INGREDIENTS
Salad:
- Quinoa
- 2 cups cooked shredded chicken
- 1 large cucumber, cubed
- 2 cups cherry tomatoes, halved
- 1 jar (12 ounces) whole artichoke hearts, drained and halved
- 1 can (15 ounces) garbanzo beans, drained
- 1 cup whole pitted kalamata olives
- 8 whole pepperoncini
- 1 cup crumbled feta cheese
Dressing:
- ½ cup red wine vinegar
- ½ cup olive oil
- 2 cloves garlic
- 2 tablespoons Dijon mustard
- 2 tablespoons sugar
- 1 teaspoon salt
- ½ teaspoon coarse black pepper
DIRECTIONS
- Using a fine mesh strainer, rinse quinoa. Follow rice cooker directions for cooking quinoa.

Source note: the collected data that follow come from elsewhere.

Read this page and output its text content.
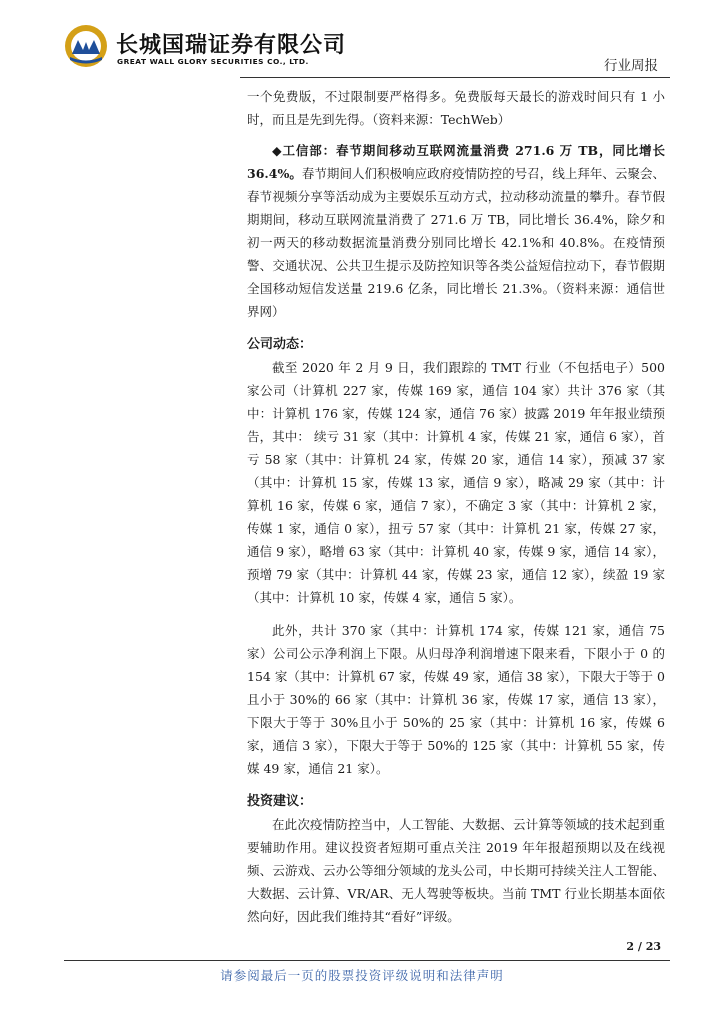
长城国瑞证券有限公司
GREAT WALL GLORY SECURITIES CO., LTD.	行业周报

一个免费版，不过限制要严格得多。免费版每天最长的游戏时间只有 1 小时，而且是先到先得。（资料来源：TechWeb）

◆工信部：春节期间移动互联网流量消费 271.6 万 TB，同比增长 36.4%。春节期间人们积极响应政府疫情防控的号召，线上拜年、云聚会、春节视频分享等活动成为主要娱乐互动方式，拉动移动流量的攀升。春节假期期间，移动互联网流量消费了 271.6 万 TB，同比增长 36.4%，除夕和初一两天的移动数据流量消费分别同比增长 42.1%和 40.8%。在疫情预警、交通状况、公共卫生提示及防控知识等各类公益短信拉动下，春节假期全国移动短信发送量 219.6 亿条，同比增长 21.3%。（资料来源：通信世界网）

公司动态：

截至 2020 年 2 月 9 日，我们跟踪的 TMT 行业（不包括电子）500 家公司（计算机 227 家，传媒 169 家，通信 104 家）共计 376 家（其中：计算机 176 家，传媒 124 家，通信 76 家）披露 2019 年年报业绩预告，其中： 续亏 31 家（其中：计算机 4 家，传媒 21 家，通信 6 家），首亏 58 家（其中：计算机 24 家，传媒 20 家，通信 14 家），预减 37 家（其中：计算机 15 家，传媒 13 家，通信 9 家），略减 29 家（其中：计算机 16 家，传媒 6 家，通信 7 家），不确定 3 家（其中：计算机 2 家，传媒 1 家，通信 0 家），扭亏 57 家（其中：计算机 21 家，传媒 27 家，通信 9 家），略增 63 家（其中：计算机 40 家，传媒 9 家，通信 14 家），预增 79 家（其中：计算机 44 家，传媒 23 家，通信 12 家），续盈 19 家（其中：计算机 10 家，传媒 4 家，通信 5 家）。

此外，共计 370 家（其中：计算机 174 家，传媒 121 家，通信 75 家）公司公示净利润上下限。从归母净利润增速下限来看，下限小于 0 的 154 家（其中：计算机 67 家，传媒 49 家，通信 38 家），下限大于等于 0 且小于 30%的 66 家（其中：计算机 36 家，传媒 17 家，通信 13 家），下限大于等于 30%且小于 50%的 25 家（其中：计算机 16 家，传媒 6 家，通信 3 家），下限大于等于 50%的 125 家（其中：计算机 55 家，传媒 49 家，通信 21 家）。

投资建议：

在此次疫情防控当中，人工智能、大数据、云计算等领域的技术起到重要辅助作用。建议投资者短期可重点关注 2019 年年报超预期以及在线视频、云游戏、云办公等细分领域的龙头公司，中长期可持续关注人工智能、大数据、云计算、VR/AR、无人驾驶等板块。当前 TMT 行业长期基本面依然向好，因此我们维持其“看好”评级。

2 / 23
请参阅最后一页的股票投资评级说明和法律声明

- In a large shallow bowl, arrange ingredients.
- Using a small blender or food chopper, blend dressing ingredients until smooth. Drizzle dressing over ingredients in bowl. Cover and refrigerate remaining dressing for another use.
Test Kitchen Tip: For easy meal planning, prepare Slow Cooker Basic Shredded Chicken. Reserve remaining chicken for other meals.